(Ilustración: Giovanni Tazza).
(Ilustración: Giovanni Tazza).
Diego Macera

Todo empresario quisiera poder comportarse arbitrariamente y salirse con la suya. Subir sus precios sin necesariamente mejorar su calidad, vender más y engrosar sus utilidades. Pero no es tan fácil. El sistema de competencia, de mercado, normalmente lo impide. Si la bodega de la esquina triplica inexplicablemente el precio del azúcar y la leche, pues iré a la bodega de la otra esquina. En las ocasiones excepcionales en las que no puede haber competencia, o esta es limitada, o sería muy ineficiente (piense, por ejemplo, en una empresa que quiera competir con en Lima), el Estado regula el mercado para –entre otras cosas– prevenir arbitrariedades. Así, cuando el libre mercado por sí solo no puede impedir comportamientos abusivos, es lógico que existan reglas mínimas de conducta. 

Si no confiamos en que la clase empresarial se regule sola en ausencia de incentivos para hacerlo, ¿deberíamos hacerlo con la clase política? Después de todo, los políticos –como los empresarios, los trabajadores, los profesores y cualquier persona– responden a reglas e incentivos. No hay motivo de fondo para presumir abnegación, buena voluntad y desinterés de parte de un congresista o de un ministro, pero no del gerente de un banco. Hablando cínicamente, las reglas de juego –el que sea– deben asumir que las personas acumularán poder o riqueza hasta donde el sistema lo permita. 

La reflexión viene a cuento a raíz de los recientes problemas ocasionados por los espacios discrecionales de los que disponen los políticos. El primero fue la libre interpretación que permite la Constitución respecto a lo que significa “incapacidad moral permanente” como justificación para la vacancia presidencial. Definir, exactamente, qué cosa es “incapacidad moral” y cómo así esta se convierte en “permanente”, además, es un proceso que no tomaría mucho más de una semana según el reglamento. Menos de lo que toma admitir a trámite una denuncia. ¿A qué certezas se puede llegar en ese espacio de tiempo? 

Algunos argumentarán que esto es un proceso de “control político” del Congreso, y que, por tanto, debe ser absolutamente libre y llevado a cabo con celeridad. Sin embargo, mirado de cerca, sin romanticismos, y en vista de los resultados de la votación de finales de diciembre, “control político” parece no significar otra cosa que una carta blanca para elegir con absoluta discreción la opción que resulta políticamente conveniente en un determinado momento. Argüir que se está votando como “representación popular” o como “la voz del pueblo” es, por decir lo menos, forzado. 

La segunda instancia en que las reglas políticas permiten demasiada arbitrariedad es la figura del indulto presidencial –humanitario o no–. Aun si el indulto del ex presidente Fujimori no hubiese sido negociado a cambio de la abstención en el voto de vacancia de una parte de la bancada de Fuerza Popular, la suspicacia y el daño que esta genera son demasiado grandes y nacen –exclusivamente– de la discreción casi total de la que goza el presidente para otorgar tamaño beneficio.

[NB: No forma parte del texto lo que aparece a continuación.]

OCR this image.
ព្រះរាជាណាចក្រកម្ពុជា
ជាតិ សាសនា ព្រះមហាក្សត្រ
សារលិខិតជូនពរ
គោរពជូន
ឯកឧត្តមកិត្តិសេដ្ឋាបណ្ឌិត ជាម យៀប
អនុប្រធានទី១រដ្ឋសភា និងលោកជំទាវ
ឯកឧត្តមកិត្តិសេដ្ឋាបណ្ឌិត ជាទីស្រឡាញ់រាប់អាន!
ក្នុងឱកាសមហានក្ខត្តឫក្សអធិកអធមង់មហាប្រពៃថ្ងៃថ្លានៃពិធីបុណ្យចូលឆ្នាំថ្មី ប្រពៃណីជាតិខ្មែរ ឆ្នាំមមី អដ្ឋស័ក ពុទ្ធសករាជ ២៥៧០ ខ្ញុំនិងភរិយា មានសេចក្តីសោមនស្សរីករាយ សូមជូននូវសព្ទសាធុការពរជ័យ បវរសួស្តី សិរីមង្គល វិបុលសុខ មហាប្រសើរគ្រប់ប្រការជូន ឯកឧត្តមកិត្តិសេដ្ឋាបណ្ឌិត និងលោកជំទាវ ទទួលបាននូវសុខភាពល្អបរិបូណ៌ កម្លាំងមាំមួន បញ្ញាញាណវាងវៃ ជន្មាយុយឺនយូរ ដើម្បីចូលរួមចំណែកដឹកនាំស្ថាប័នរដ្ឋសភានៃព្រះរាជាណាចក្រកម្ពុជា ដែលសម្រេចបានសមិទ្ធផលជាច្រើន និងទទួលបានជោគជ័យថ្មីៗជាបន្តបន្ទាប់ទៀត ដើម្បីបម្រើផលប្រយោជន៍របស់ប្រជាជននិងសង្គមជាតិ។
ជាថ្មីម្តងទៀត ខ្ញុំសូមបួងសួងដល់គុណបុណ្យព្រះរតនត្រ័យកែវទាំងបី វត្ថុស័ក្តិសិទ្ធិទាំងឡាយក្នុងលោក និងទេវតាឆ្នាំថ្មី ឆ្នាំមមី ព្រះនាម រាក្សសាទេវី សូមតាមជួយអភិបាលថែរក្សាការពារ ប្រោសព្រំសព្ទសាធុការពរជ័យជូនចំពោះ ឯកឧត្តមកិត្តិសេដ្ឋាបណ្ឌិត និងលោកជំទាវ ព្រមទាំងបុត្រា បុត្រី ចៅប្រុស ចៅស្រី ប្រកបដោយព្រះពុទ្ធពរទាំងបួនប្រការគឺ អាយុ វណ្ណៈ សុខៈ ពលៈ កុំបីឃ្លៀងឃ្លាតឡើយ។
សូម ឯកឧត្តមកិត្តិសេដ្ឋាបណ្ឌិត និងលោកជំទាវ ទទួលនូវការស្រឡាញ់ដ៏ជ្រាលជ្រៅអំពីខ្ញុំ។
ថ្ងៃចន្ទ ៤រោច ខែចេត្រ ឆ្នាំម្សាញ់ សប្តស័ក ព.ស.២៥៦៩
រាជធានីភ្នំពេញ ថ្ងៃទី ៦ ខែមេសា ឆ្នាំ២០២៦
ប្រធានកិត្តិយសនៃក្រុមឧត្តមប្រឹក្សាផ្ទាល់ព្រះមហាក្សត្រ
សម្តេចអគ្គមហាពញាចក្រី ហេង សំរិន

Es muy poco razonable darles poder discrecional a los políticos y esperar que no lo usen políticamente. Y pensar en el sistema democrático de elecciones regulares como un contrapeso o un límite a las arbitrariedades políticas legales tampoco ha resultado realista. 

Ciertamente, no queremos un sistema político atado de manos, con nula discreción, incapaz de responder a cambios en la coyuntura porque toda acción está predeterminada por reglas inamovibles. En ese caso, una computadora o algoritmo podría hacer mejor el trabajo. Pero tampoco queremos un sistema político que se sirva a sí mismo abusando de su poder discrecional. Reducir estos espacios para la arbitrariedad es urgente si queremos un sistema funcional, predecible y que responda a los intereses de los ciudadanos, no de los políticos. ¿O es que de verdad alguien cree que el mercado no se puede regular a sí mismo, pero los políticos sí?